Reforma trabalhista da crise

Denise Pires Fincato
Zero Hora
27/04/2017

 

O Brasil é prodigioso em produzir leis. Na área trabalhista, nosso cotidiano é tentar harmonizar normas, súmulas e orientações. A reforma trabalhista, proposta pelo governo Temer em dezembro passado, é a “reforma da crise”. Embora revele algum avanço, é imediatista e nem de longe atende ao que necessitamos em termos de modernização da legislação trabalhista brasileira, que é essencialmente a mesma desde 1943. E não podemos negar a mudança do trabalho desde então, especialmente em razão do avanço tecnológico.

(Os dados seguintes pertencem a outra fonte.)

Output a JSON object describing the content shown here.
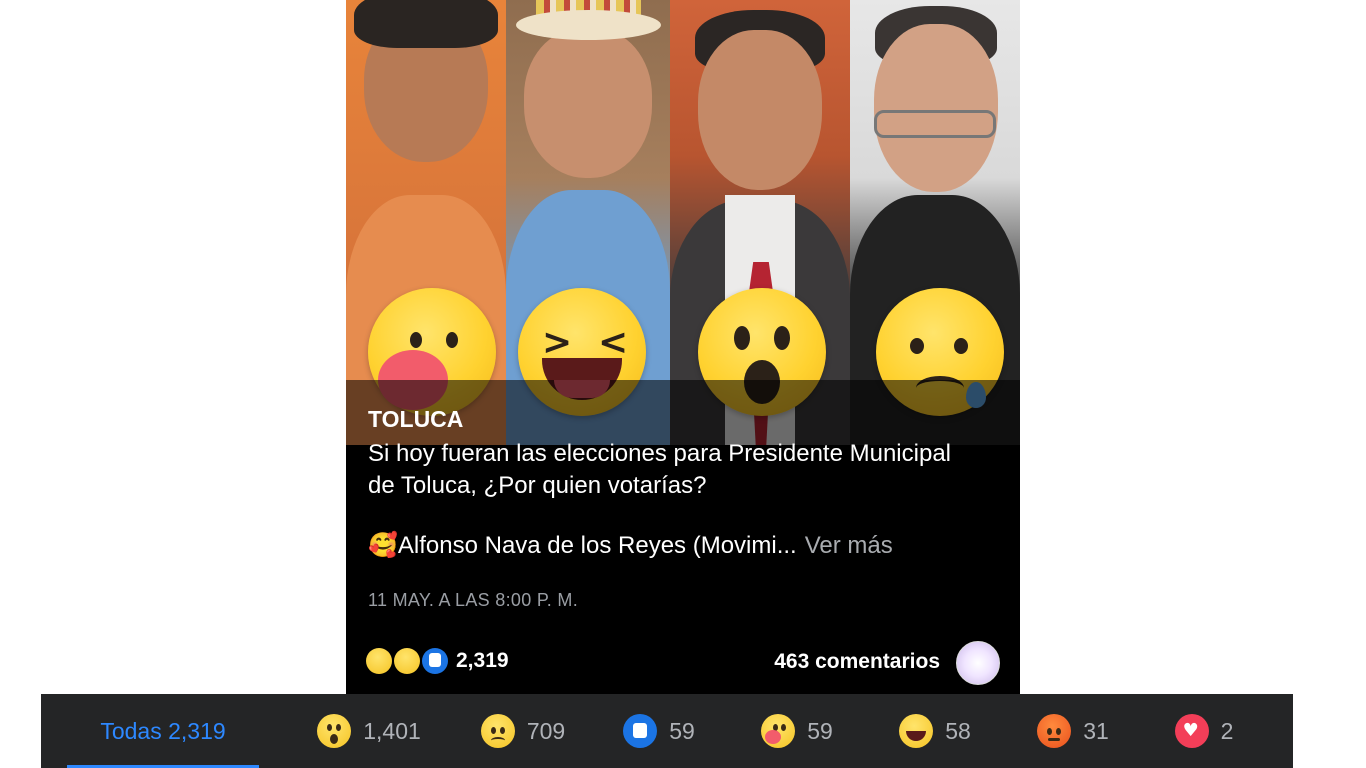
{
  "post": {
    "title": "TOLUCA",
    "caption": "Si hoy fueran las elecciones para Presidente Municipal de Toluca, ¿Por quien votarías?",
    "caption_second_emoji": "🥰",
    "caption_second": "Alfonso Nava de los Reyes (Movimi...",
    "see_more": "Ver más",
    "timestamp": "11 MAY. A LAS 8:00 P. M.",
    "reaction_icons": [
      "wow-icon",
      "sad-icon",
      "like-icon"
    ],
    "reaction_total": "2,319",
    "comments": "463 comentarios",
    "big_emojis": [
      "care-icon",
      "haha-icon",
      "wow-icon",
      "sad-icon"
    ]
  },
  "tabs": [
    {
      "label": "Todas 2,319",
      "icon": null,
      "active": true
    },
    {
      "icon": "wow-icon",
      "count": "1,401"
    },
    {
      "icon": "sad-icon",
      "count": "709"
    },
    {
      "icon": "like-icon",
      "count": "59"
    },
    {
      "icon": "care-icon",
      "count": "59"
    },
    {
      "icon": "haha-icon",
      "count": "58"
    },
    {
      "icon": "angry-icon",
      "count": "31"
    },
    {
      "icon": "love-icon",
      "count": "2"
    }
  ],
  "colors": {
    "tab_bar_bg": "#242526",
    "active_tab": "#2d88ff",
    "reaction_yellow": "#ffd230",
    "like_blue": "#1b74e4"
  }
}
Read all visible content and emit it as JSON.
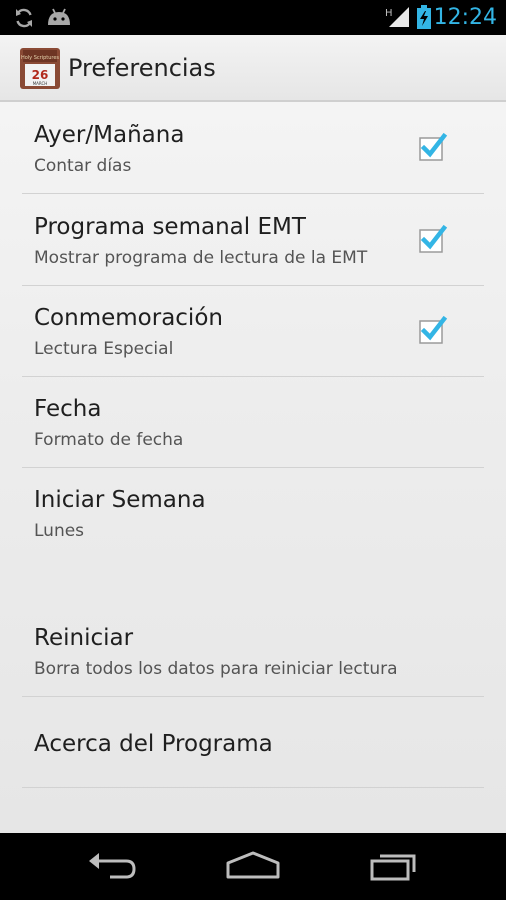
{
  "status_bar": {
    "icons": [
      "sync-icon",
      "android-debug-icon",
      "signal-h-icon",
      "battery-charging-icon"
    ],
    "signal_label": "H",
    "time": "12:24",
    "accent_color": "#33b5e5"
  },
  "action_bar": {
    "title": "Preferencias",
    "app_icon": {
      "banner_text": "Holy Scriptures",
      "day": "26",
      "month": "MARCH"
    }
  },
  "preferences": [
    {
      "title": "Ayer/Mañana",
      "summary": "Contar días",
      "checked": true
    },
    {
      "title": "Programa semanal EMT",
      "summary": "Mostrar programa de lectura de la EMT",
      "checked": true
    },
    {
      "title": "Conmemoración",
      "summary": "Lectura Especial",
      "checked": true
    },
    {
      "title": "Fecha",
      "summary": "Formato de fecha"
    },
    {
      "title": "Iniciar Semana",
      "summary": "Lunes"
    },
    {
      "title": "Reiniciar",
      "summary": "Borra todos los datos para reiniciar lectura"
    },
    {
      "title": "Acerca del Programa"
    }
  ],
  "navigation_bar": {
    "buttons": [
      "back-icon",
      "home-icon",
      "recent-apps-icon"
    ]
  },
  "colors": {
    "checkmark": "#33b5e5",
    "divider": "#d2d2d2"
  }
}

O PL nº 6.787/2016 refere que países como Espanha, França e Portugal já fizeram suas reformas e os indica como seus paradigmas. A notícia é verdadeira. No entanto, é importante referir que mesmo esses países, que já estão anos-luz à nossa frente em termos de modernização de sua legislação trabalhista, também fizeram reformas para a crise, ou seja, revisaram a regulamentação do trabalho apenas nos momentos em que a crise econômica os estrangulou.

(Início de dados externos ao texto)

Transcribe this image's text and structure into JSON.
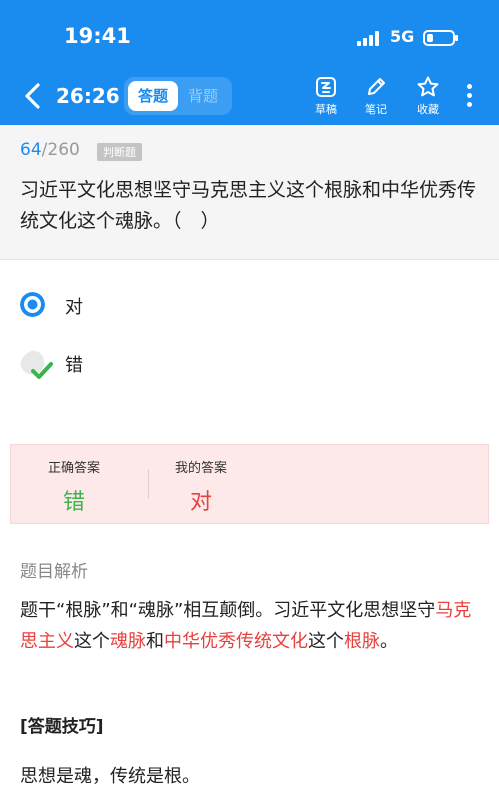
{
  "status_bar": {
    "time": "19:41",
    "network": "5G"
  },
  "header": {
    "timer": "26:26",
    "modes": [
      {
        "label": "答题",
        "active": true
      },
      {
        "label": "背题",
        "active": false
      }
    ],
    "tools": [
      {
        "icon": "draft-icon",
        "label": "草稿"
      },
      {
        "icon": "pen-icon",
        "label": "笔记"
      },
      {
        "icon": "star-icon",
        "label": "收藏"
      }
    ]
  },
  "question": {
    "current": "64",
    "separator": "/",
    "total": "260",
    "type": "判断题",
    "text": "习近平文化思想坚守马克思主义这个根脉和中华优秀传统文化这个魂脉。（　）"
  },
  "options": [
    {
      "label": "对",
      "state": "selected"
    },
    {
      "label": "错",
      "state": "correct"
    }
  ],
  "answer": {
    "correct_title": "正确答案",
    "correct_value": "错",
    "mine_title": "我的答案",
    "mine_value": "对"
  },
  "analysis": {
    "title": "题目解析",
    "segments": [
      {
        "text": "题干“根脉”和“魂脉”相互颠倒。习近平文化思想坚守",
        "highlight": false
      },
      {
        "text": "马克思主义",
        "highlight": true
      },
      {
        "text": "这个",
        "highlight": false
      },
      {
        "text": "魂脉",
        "highlight": true
      },
      {
        "text": "和",
        "highlight": false
      },
      {
        "text": "中华优秀传统文化",
        "highlight": true
      },
      {
        "text": "这个",
        "highlight": false
      },
      {
        "text": "根脉",
        "highlight": true
      },
      {
        "text": "。",
        "highlight": false
      }
    ],
    "tip_title": "[答题技巧]",
    "tip_text": "思想是魂，传统是根。"
  },
  "colors": {
    "brand_blue": "#1a8cf0",
    "correct_green": "#3bb54a",
    "wrong_red": "#e8413e",
    "answer_box_bg": "#fde9e9"
  }
}
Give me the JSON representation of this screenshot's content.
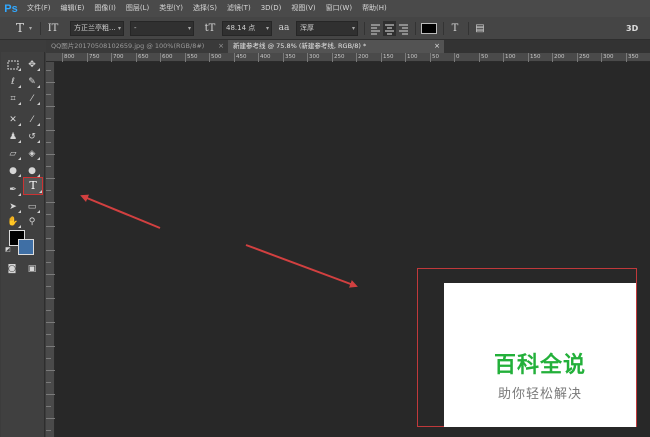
{
  "app": {
    "logo": "Ps"
  },
  "menu": [
    "文件(F)",
    "编辑(E)",
    "图像(I)",
    "图层(L)",
    "类型(Y)",
    "选择(S)",
    "滤镜(T)",
    "3D(D)",
    "视图(V)",
    "窗口(W)",
    "帮助(H)"
  ],
  "options": {
    "tool_glyph": "T",
    "orientation_glyph": "IT",
    "font_family": "方正兰亭粗...",
    "font_style": "-",
    "size_glyph": "tT",
    "font_size": "48.14 点",
    "aa_glyph": "aa",
    "antialias": "浑厚",
    "text_color": "#000000",
    "warp_glyph": "T",
    "panel_glyph": "▤",
    "threed": "3D"
  },
  "tabs": [
    {
      "label": "QQ图片20170508102659.jpg @ 100%(RGB/8#)",
      "close": "×",
      "active": false
    },
    {
      "label": "新建参考线 @ 75.8% (新建参考线, RGB/8) *",
      "close": "×",
      "active": true
    }
  ],
  "ruler_labels": [
    "800",
    "750",
    "700",
    "650",
    "600",
    "550",
    "500",
    "450",
    "400",
    "350",
    "300",
    "250",
    "200",
    "150",
    "100",
    "50",
    "0",
    "50",
    "100",
    "150",
    "200",
    "250",
    "300",
    "350",
    "400",
    "450",
    "500",
    "550",
    "600",
    "650",
    "700"
  ],
  "colors": {
    "foreground": "#000000",
    "background": "#3f6fa5",
    "accent_red": "#d24040",
    "brand_green": "#23b03a"
  },
  "watermark": {
    "title": "百科全说",
    "subtitle": "助你轻松解决"
  }
}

O mundo do trabalho carece de reformas normativas fundamentais e reestruturantes. Observando a realidade nacional, não modernizaremos nosso conjunto normativo com a proposta enviada pelo governo federal ao Congresso. Nem sequer a crise (fenômeno multifatorial, histórico e complexo) resolveremos com ela, pois isto exige olhar e atuação sistêmica, a começar pelo controle da corrupção e retomada, pelo Estado, de seus misteres essenciais, tais como segurança, educação e saúde.

Não podemos nos limitar à cópia do que fizeram outros países. Domenico de Masi, por exemplo, aponta de forma bastante fundamentada que o Brasil pode ser referência mundial no Direito do Trabalho. Para tanto, necessitaremos de uma reforma estrutural na legislação trabalhista, que repense nosso modelo sindical, valorize a negociação coletiva, regulamente a terceirização, normatize alternativas de remuneração do trabalho, entre outros temas tão necessários às novas formas de sua organização, que geram distintos ritmos, territórios e intensidades laborais.

Os pensadores devem estar à disposição para ajudar nesta reconstrução, desprovidos, no entanto, de impregnações ideológicas radicais (para qualquer lado e sentido), que apenas fazem cegar os analistas à percepção dos estágios evolutivos da humanidade em sua relação com o trabalho.